E aí? (Maria Mal-Amada)
E aí?
Crônica extraída do livro Maria Mal-Amada
De Lorena de Macedo
E aí? O que vai ser? Perguntou a garçonete para a garota sentada ao meu lado no balcão da cafeteria. E aí? O que vai ser? Perguntei para mim mesma na esperança de uma resposta sensata. Mas você sabe que sensatez não é meu forte, e uma legítima indagação sem sentido é o que preciso para dar vazão aos devaneios. Ela nem titubeou ao escolher o pão-de-queijo mais moreninho da bandeja e eu quase me descabelei para decidir entre um pedaço enorme de bolo de chocolate e um biscoito de queijo. Comi os dois. Comi com a satisfação de quem não teve que escolher entre um e outro.
Tenho me feito essa pergunta com uma insistência irritante. O que vai ser dessa vez hein? Responde logo sua medrosa sem atitude! Não se esconda covardemente em baixo desse pesado edredom king size na tentativa de sair ilesa dessa merda de vida. Afinal de contas, queridinha, você não está aqui a passeio! E por que não? Por que não posso passear pela vida só um pouquinho?
Hoje sou só indagações e a pergunta mais difícil vou deixar para você: Por que tudo tem que ser a ferro e fogo? Tudo tão pesado, apertado, amarrado... Quantas curvas sem propósito, quantos nós nesse cadarço, quantos contras sem sentido, e eu aqui pedindo abrigo para um coração mal resolvido.
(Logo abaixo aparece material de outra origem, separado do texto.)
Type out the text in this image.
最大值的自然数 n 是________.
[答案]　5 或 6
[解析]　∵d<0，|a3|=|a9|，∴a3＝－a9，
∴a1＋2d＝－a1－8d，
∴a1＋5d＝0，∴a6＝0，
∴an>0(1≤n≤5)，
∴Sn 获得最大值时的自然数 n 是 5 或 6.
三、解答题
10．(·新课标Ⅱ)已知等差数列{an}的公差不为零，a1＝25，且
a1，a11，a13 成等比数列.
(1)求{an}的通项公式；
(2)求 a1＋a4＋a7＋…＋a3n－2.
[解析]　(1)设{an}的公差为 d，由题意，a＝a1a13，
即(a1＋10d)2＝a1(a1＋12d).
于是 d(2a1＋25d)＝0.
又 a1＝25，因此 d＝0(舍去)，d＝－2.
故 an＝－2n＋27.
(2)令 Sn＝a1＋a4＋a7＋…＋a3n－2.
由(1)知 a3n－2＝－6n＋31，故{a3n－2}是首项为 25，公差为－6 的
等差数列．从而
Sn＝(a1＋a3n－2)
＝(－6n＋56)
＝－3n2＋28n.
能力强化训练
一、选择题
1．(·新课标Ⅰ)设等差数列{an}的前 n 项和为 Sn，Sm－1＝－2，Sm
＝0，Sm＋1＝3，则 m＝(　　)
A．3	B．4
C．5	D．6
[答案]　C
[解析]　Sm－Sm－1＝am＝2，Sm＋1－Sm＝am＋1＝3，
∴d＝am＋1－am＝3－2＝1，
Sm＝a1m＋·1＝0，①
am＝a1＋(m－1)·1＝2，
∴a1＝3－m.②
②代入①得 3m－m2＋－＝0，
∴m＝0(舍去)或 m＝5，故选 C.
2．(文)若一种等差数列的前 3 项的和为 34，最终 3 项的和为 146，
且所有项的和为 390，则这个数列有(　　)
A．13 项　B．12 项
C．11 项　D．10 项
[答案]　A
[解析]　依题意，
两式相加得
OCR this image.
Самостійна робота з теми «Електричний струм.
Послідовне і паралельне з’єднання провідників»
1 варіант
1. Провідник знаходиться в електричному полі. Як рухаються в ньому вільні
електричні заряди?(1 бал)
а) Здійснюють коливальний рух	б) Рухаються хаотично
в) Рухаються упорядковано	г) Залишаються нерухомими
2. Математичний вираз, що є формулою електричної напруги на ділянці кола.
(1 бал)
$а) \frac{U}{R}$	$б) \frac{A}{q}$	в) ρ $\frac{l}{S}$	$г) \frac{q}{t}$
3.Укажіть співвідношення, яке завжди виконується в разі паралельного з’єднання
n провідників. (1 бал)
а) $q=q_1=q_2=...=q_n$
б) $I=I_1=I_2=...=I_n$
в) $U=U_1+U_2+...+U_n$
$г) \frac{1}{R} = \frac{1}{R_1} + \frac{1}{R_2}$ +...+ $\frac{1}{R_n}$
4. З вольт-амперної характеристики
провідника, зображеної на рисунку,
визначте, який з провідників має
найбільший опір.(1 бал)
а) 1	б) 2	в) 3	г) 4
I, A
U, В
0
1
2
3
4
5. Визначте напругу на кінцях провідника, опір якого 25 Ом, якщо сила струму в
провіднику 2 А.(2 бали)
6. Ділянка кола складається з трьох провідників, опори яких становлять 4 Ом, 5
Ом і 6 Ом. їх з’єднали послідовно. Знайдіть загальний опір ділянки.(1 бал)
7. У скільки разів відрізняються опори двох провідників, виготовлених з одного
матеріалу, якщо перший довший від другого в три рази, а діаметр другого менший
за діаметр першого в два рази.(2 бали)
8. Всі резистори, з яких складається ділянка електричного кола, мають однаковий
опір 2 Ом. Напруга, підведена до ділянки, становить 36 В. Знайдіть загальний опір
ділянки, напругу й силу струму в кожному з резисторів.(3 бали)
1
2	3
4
Não quero falar de flores, nem das dores dos amores sem futuro. Não quero tantos atalhos para viver uma vida de retalhos, uma colcha em frangalhos, um pedido em espera na lista de pedidos para Deus.
E aí? Você já se decidiu? Vai casar ou comprar uma bicicleta? Pular de pára-quedas ou comer uma salada verde? Estranhíssimo seria se a resposta pudesse ser simplesmente vomitada fácil, fácil. Mas você se tortura com escolha do que nem ao menos precisa ser escolhido, decidido, interrompido, precavido...
Eu tento relevar comentários grosseiros sobre o tempo e a cor dos meus cabelos na tentativa de uma convivência mais pacífica. Mas me incomodo. Incomodo-me com a dureza das escolhas e a proeza dos poucos sobreviventes a pressão diária. Escolher um pão-de-queijo não é assim tão fácil, ou será que é?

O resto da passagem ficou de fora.